Gent.le Min. Tremonti, ho ascoltato con sorpresa le sue affermazioni relativamente al famigerato "posto fisso". Ho 51 anni, da 25 lavoro presso quella che un tempo era la gloriosa Olivetti Ivrea (in successione Wang, Getronics, Eunics, Eutelia, Agile Gruppo Omega). Ho una laurea (vecchio ordinamento), 25 anni di esperienza e quel famoso contratto a tempo indeterminato. Al nuovo management però di tutto questo non sa che farsene, perchè per vendere servizi di call center sicuramente non servono nè il mio know-how, nè la mia anzianità lavorativa, pertanto da gennaio sarò lasciata a casa insieme a 1.191 colleghi (più o meno con le mie stesse caratteristiche), alla faccia del posto fisso.

Sentire le sue dotte affermazioni mi lascia un po’ perplessa perchè sinceramente non capisco se ci sta prendendo in giro, coscente di farlo, o se mente scientemente.

I suoi sodali di partito si affrettano ogni giorno a riempire giornali e telegiornali di affermazioni quali: stiamo predisponendo gli ammortizzatori sociali, il governo si sta attrezzando, etc.
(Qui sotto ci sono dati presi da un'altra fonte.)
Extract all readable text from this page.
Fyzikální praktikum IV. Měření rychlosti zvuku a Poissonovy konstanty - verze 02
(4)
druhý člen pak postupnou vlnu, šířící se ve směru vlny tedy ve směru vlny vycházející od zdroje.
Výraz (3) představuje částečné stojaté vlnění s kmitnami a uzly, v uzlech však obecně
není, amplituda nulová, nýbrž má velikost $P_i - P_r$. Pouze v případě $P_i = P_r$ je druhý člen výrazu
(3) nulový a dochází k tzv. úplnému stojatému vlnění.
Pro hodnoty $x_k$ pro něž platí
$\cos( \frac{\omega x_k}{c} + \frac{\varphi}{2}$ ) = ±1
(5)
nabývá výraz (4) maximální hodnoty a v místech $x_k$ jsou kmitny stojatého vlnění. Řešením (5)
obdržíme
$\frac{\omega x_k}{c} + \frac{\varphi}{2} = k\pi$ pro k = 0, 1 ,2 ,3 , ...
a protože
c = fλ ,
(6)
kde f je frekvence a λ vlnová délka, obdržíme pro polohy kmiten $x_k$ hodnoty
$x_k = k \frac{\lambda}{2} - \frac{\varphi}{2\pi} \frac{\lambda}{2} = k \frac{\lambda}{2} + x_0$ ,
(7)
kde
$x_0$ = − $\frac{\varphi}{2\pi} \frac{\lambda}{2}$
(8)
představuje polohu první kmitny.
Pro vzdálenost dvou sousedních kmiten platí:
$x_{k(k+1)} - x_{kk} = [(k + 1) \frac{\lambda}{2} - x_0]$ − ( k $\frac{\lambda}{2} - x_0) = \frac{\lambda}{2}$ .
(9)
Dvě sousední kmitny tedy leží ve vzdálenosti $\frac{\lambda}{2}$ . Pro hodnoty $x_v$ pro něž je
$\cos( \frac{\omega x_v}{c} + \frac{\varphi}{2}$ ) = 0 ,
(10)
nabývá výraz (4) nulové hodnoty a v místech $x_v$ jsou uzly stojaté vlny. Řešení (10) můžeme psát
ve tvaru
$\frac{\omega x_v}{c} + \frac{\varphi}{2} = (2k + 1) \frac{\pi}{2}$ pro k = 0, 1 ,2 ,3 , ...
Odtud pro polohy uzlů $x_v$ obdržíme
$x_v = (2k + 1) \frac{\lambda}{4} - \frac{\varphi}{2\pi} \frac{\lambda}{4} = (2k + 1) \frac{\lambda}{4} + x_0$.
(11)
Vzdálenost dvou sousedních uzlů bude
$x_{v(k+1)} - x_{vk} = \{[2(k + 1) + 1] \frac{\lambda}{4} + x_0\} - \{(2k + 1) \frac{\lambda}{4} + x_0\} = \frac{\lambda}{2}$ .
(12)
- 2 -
Mi creda dr. Tremonti, non è la carità che stiamo chiedendo, perchè 6-700 € al mese non può avere altra definizione, ma vogliamo che questo stato ci tuteli, magari impedendo ad imprenditori "avventurieri" di mettere per strada i lavoratori. Invece quali misure a tutela del lavoro ha fatto il Vs. governo ? Lo "scudo fiscale" !!! Complimenti, e tante grazie dai tutti i lavoratori onesti. Mi sbaglio o l’art. 1 della Costituzione recita: "l’Italia è una repubblica basata sul LAVORO" ? Ma visto il posto che occupate e le responsabilità che avete assunto giurando sulla carta, le chiedo di iniziare da subito a fare qualcosa per i lavoratori, perchè delle sua esternazioni più o meno ispirate, mi sono stufata.